Five researchers from Alcatel Lucent's Bell Labs and Stony Brook University have created a cloud storage platform they hope will provide a reference design for a future flexible, customisable framework.
The researchers last week published their paper on their SEARS - Space Efficient And Reliable Storage - system.
They said cloud storage customers were clear on what they expected of today's cloud services but the reality was these expectations - reliability, fast response, good usability - were not easy to achieve in unison.
Users were therefore being forced to choose between file retrieval times and storage efficiency, the researchers said.
"Any file system must offer reliable storage whether through file duplication that requires more space but less computation complexity such as GFS or through erasure coding that requires less space but more computation complexity such as RAID systems," they wrote [pdf].

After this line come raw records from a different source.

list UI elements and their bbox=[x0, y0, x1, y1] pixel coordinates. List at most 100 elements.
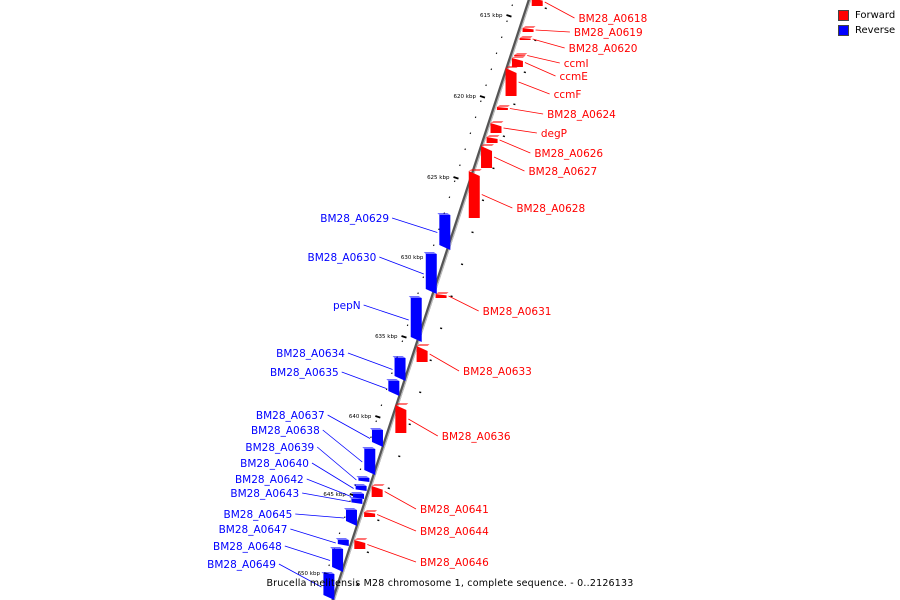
forward-gene-label: BM28_A0624 bbox=[547, 109, 616, 121]
reverse-gene bbox=[410, 298, 422, 342]
legend-forward: Forward bbox=[838, 8, 895, 23]
minor-tick bbox=[418, 391, 422, 394]
reverse-gene bbox=[388, 381, 400, 396]
forward-gene-label: BM28_A0627 bbox=[528, 166, 597, 178]
forward-gene bbox=[364, 512, 376, 517]
forward-gene-label: BM28_A0644 bbox=[420, 526, 489, 538]
forward-gene-label: BM28_A0628 bbox=[516, 203, 585, 215]
minor-tick bbox=[490, 68, 493, 71]
minor-tick bbox=[375, 420, 378, 423]
reverse-gene-label: BM28_A0637 bbox=[256, 410, 325, 422]
minor-tick bbox=[356, 583, 359, 586]
minor-tick bbox=[523, 71, 527, 74]
forward-gene-label: BM28_A0633 bbox=[463, 366, 532, 378]
reverse-gene-top-face bbox=[330, 547, 344, 549]
backbone-highlight bbox=[333, 0, 532, 600]
forward-gene-label: BM28_A0626 bbox=[534, 148, 603, 160]
forward-leader-line bbox=[535, 29, 570, 33]
forward-gene-top-face bbox=[435, 292, 449, 294]
reverse-leader-line bbox=[284, 545, 331, 561]
minor-tick bbox=[464, 148, 466, 151]
minor-tick bbox=[429, 359, 432, 362]
forward-gene bbox=[490, 123, 502, 133]
forward-gene-top-face bbox=[395, 403, 409, 405]
forward-gene bbox=[354, 540, 366, 549]
reverse-leader-line bbox=[341, 371, 387, 389]
forward-gene bbox=[416, 346, 428, 362]
forward-gene bbox=[511, 58, 523, 67]
minor-tick bbox=[502, 135, 506, 138]
major-tick bbox=[401, 335, 407, 339]
forward-leader-line bbox=[481, 194, 513, 209]
reverse-gene-label: BM28_A0640 bbox=[240, 458, 309, 470]
reverse-leader-line bbox=[391, 217, 438, 233]
forward-gene-top-face bbox=[486, 135, 500, 137]
minor-tick bbox=[471, 231, 474, 234]
minor-tick bbox=[387, 487, 390, 490]
reverse-gene-label: BM28_A0645 bbox=[224, 509, 293, 521]
forward-gene-top-face bbox=[416, 344, 430, 346]
legend: Forward Reverse bbox=[838, 8, 895, 38]
reverse-leader-line bbox=[306, 478, 352, 497]
tick-label: 635 kbp bbox=[375, 334, 398, 340]
minor-tick bbox=[366, 551, 370, 554]
forward-leader-line bbox=[527, 55, 560, 64]
reverse-gene-top-face bbox=[356, 476, 370, 478]
minor-tick bbox=[453, 180, 456, 183]
tick-label: 645 kbp bbox=[323, 492, 346, 498]
forward-leader-line bbox=[384, 491, 417, 510]
minor-tick bbox=[460, 263, 464, 266]
minor-tick bbox=[328, 564, 330, 567]
forward-gene bbox=[522, 28, 534, 32]
minor-tick bbox=[439, 327, 443, 330]
forward-gene bbox=[514, 55, 526, 56]
reverse-gene bbox=[439, 215, 451, 250]
forward-leader-line bbox=[408, 418, 438, 437]
reverse-gene bbox=[394, 358, 406, 381]
forward-gene bbox=[519, 38, 531, 40]
reverse-gene-label: BM28_A0642 bbox=[235, 474, 304, 486]
reverse-leader-line bbox=[316, 446, 357, 481]
reverse-gene-label: pepN bbox=[333, 300, 361, 312]
forward-gene bbox=[486, 137, 498, 143]
forward-gene-top-face bbox=[519, 36, 533, 38]
forward-leader-line bbox=[499, 139, 531, 154]
reverse-leader-line bbox=[290, 528, 336, 544]
forward-gene bbox=[496, 107, 508, 110]
forward-leader-line bbox=[544, 1, 575, 19]
minor-tick bbox=[459, 164, 461, 167]
reverse-label: Reverse bbox=[855, 25, 896, 36]
forward-gene-label: BM28_A0618 bbox=[578, 13, 647, 25]
minor-tick bbox=[338, 532, 341, 535]
reverse-gene-label: BM28_A0649 bbox=[207, 559, 276, 571]
minor-tick bbox=[401, 340, 404, 343]
minor-tick bbox=[408, 423, 411, 426]
minor-tick bbox=[349, 500, 351, 503]
genes-group bbox=[321, 0, 543, 600]
minor-tick bbox=[480, 100, 482, 103]
reverse-gene-label: BM28_A0629 bbox=[320, 213, 389, 225]
tick-label: 650 kbp bbox=[298, 571, 321, 577]
reverse-leader-line bbox=[363, 304, 409, 321]
reverse-swatch bbox=[838, 25, 849, 36]
reverse-gene-label: BM28_A0648 bbox=[213, 541, 282, 553]
reverse-leader-line bbox=[295, 513, 345, 519]
minor-tick bbox=[544, 7, 547, 10]
minor-tick bbox=[422, 276, 425, 279]
forward-gene-top-face bbox=[496, 105, 510, 107]
forward-gene-top-face bbox=[514, 53, 528, 55]
forward-gene bbox=[435, 294, 447, 298]
forward-gene-label: ccmE bbox=[560, 71, 588, 83]
major-tick bbox=[453, 176, 459, 180]
minor-tick bbox=[485, 84, 487, 87]
forward-gene-top-face bbox=[364, 510, 378, 512]
minor-tick bbox=[438, 228, 440, 231]
reverse-gene bbox=[323, 574, 335, 600]
minor-tick bbox=[513, 103, 516, 106]
forward-gene-label: BM28_A0619 bbox=[574, 27, 643, 39]
reverse-gene-label: BM28_A0638 bbox=[251, 425, 320, 437]
reverse-gene bbox=[351, 499, 363, 504]
forward-gene-label: BM28_A0631 bbox=[483, 306, 552, 318]
reverse-leader-line bbox=[278, 563, 322, 588]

As such, the researchers have come up with SEARS, which uses deduplication and erasure coding techniques to allows systems administrators to configure the system based on their needs for either high storage efficiency or fast file retrieval.
"Given a file, there are different ways to associate data chunks with available storage servers and retrieve data. Archive-based backup systems mainly care about storage efficiency and reliability," they wrote.
"However, interactive cloud storage systems also care about file retrieval speed.
"With proper association of data to storage server clusters, SEARS provides flexible mixing of different configurations, suitable for real-time and archival applications."
To meet different needs, the system offers two schemes for systems administrators to adapt to performance and efficiency desires.
Chunk-level binding is for archival storage running in the background. It offers system-wide data deduplication (ideal for large media content repositories where users share the same or similar content).
User-level binding deals with applications focused on performance and puts fast file retrieval ahead of system-wide deduplication.
The researchers tested the system on ten machines in the US and claimed it outperformed Amazon EC2 with a retrieval time of 2.5 seconds for 3MB files compared to Amazon's 7 seconds.